RALEIGH — Duke Energy is looking to raise rates on customers in North Carolina once again.
On the heels of rising attacks on the power grid and rolling blackouts caused by cold winter weather, the company is proposing a gradual rate increase to fund billions of dollars of infrastructure improvements.
Duke Energy Carolinas asked North Carolina regulators on Thursday to let it raise residential electricity rates by nearly 18% over three years as part of a broad request to raise revenues from its 2 million customers in the state.
Profits from the rate case initiated by the state Utilities Commission -- the first initiated by the Duke Energy subsidiary since 2019 -- would go in part to make electric grid reliability and security improvements to help collect more power from renewable sources, the company said.
Duke Energy Carolinas’ coverage area spans much of central and western Carolina, including Charlotte, Durham and the Triad.
Channel 9′s Madison Carter looked into the proposal. She learned that while Duke can charge customers to increase reliability and security, it can’t raise rates to pay any fines faced from past failures.
The rate case is similar to one filed in October by Duke Energy Progress, which covers customers in eastern and central North Carolina -- including those in Raleigh, Fayetteville and Wilmington — as well as in and near Asheville. Both companies are subsidiaries of Charlotte-based Duke Energy Corp.
Thursday’s proposal, with annual increases in early 2024, 2025 and 2026, would result in overall cumulative rate increases of 15.7% and 17.9% for residential customers.
A typical Duke Energy Carolinas residential customer would see their monthly bills rise from $115.01 per month to $127.55 starting next Jan. 1, with smaller increases in successive years to $134.63, according to a news release.
That’s about a $12 increase in year one followed by about $3 in hikes in following years. By 2026, the average customer would be paying about $20 more.
The proposal would result in over $820 million in additional net retail revenues by 2026, according to figures from Duke.
As with the Duke Energy Progress case, Thursday’s proposal also includes a new program for low-income customers to reduce their bills and new energy efficiency programs offered to all customers that can lead to savings on bills.
The utilities commission, with its seven members chosen by the governor, decides whether to approve or modify rate requests after holding a hearing and receiving comments from advocacy groups, customers and the commission’s public staff.
Typically, the rates the commission determines to be necessary are lower than Duke’s proposal and the two parties settle in the middle.
The whole process will take about 11 months, so an increase wouldn’t occur until January of 2024.

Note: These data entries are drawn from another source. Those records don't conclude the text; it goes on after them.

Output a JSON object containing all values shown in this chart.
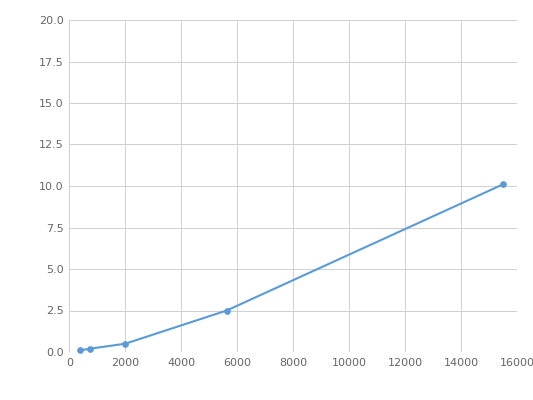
{
  "x": [
    375,
    750,
    2000,
    5625,
    15500
  ],
  "y": [
    0.1,
    0.2,
    0.5,
    2.5,
    10.1
  ],
  "line_color": "#5b9bd5",
  "marker": "o",
  "marker_size": 4,
  "marker_facecolor": "#5b9bd5",
  "xlim": [
    0,
    16000
  ],
  "ylim": [
    0,
    20.0
  ],
  "xticks": [
    0,
    2000,
    4000,
    6000,
    8000,
    10000,
    12000,
    14000,
    16000
  ],
  "yticks": [
    0.0,
    2.5,
    5.0,
    7.5,
    10.0,
    12.5,
    15.0,
    17.5,
    20.0
  ],
  "grid_color": "#d0d0d0",
  "background_color": "#ffffff"
}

The rate requests come after Duke Energy substations in central North Carolina were damaged by gunfire in early December, knocking out power to 45,000 customers in Moore County. And hundreds of thousands of customers of the two subsidiaries in North and South Carolina were subjected to rolling blackouts on Dec. 24 during extremely cold weather as power demand soared but supply dwindled.
The Associated Press contributed to this report.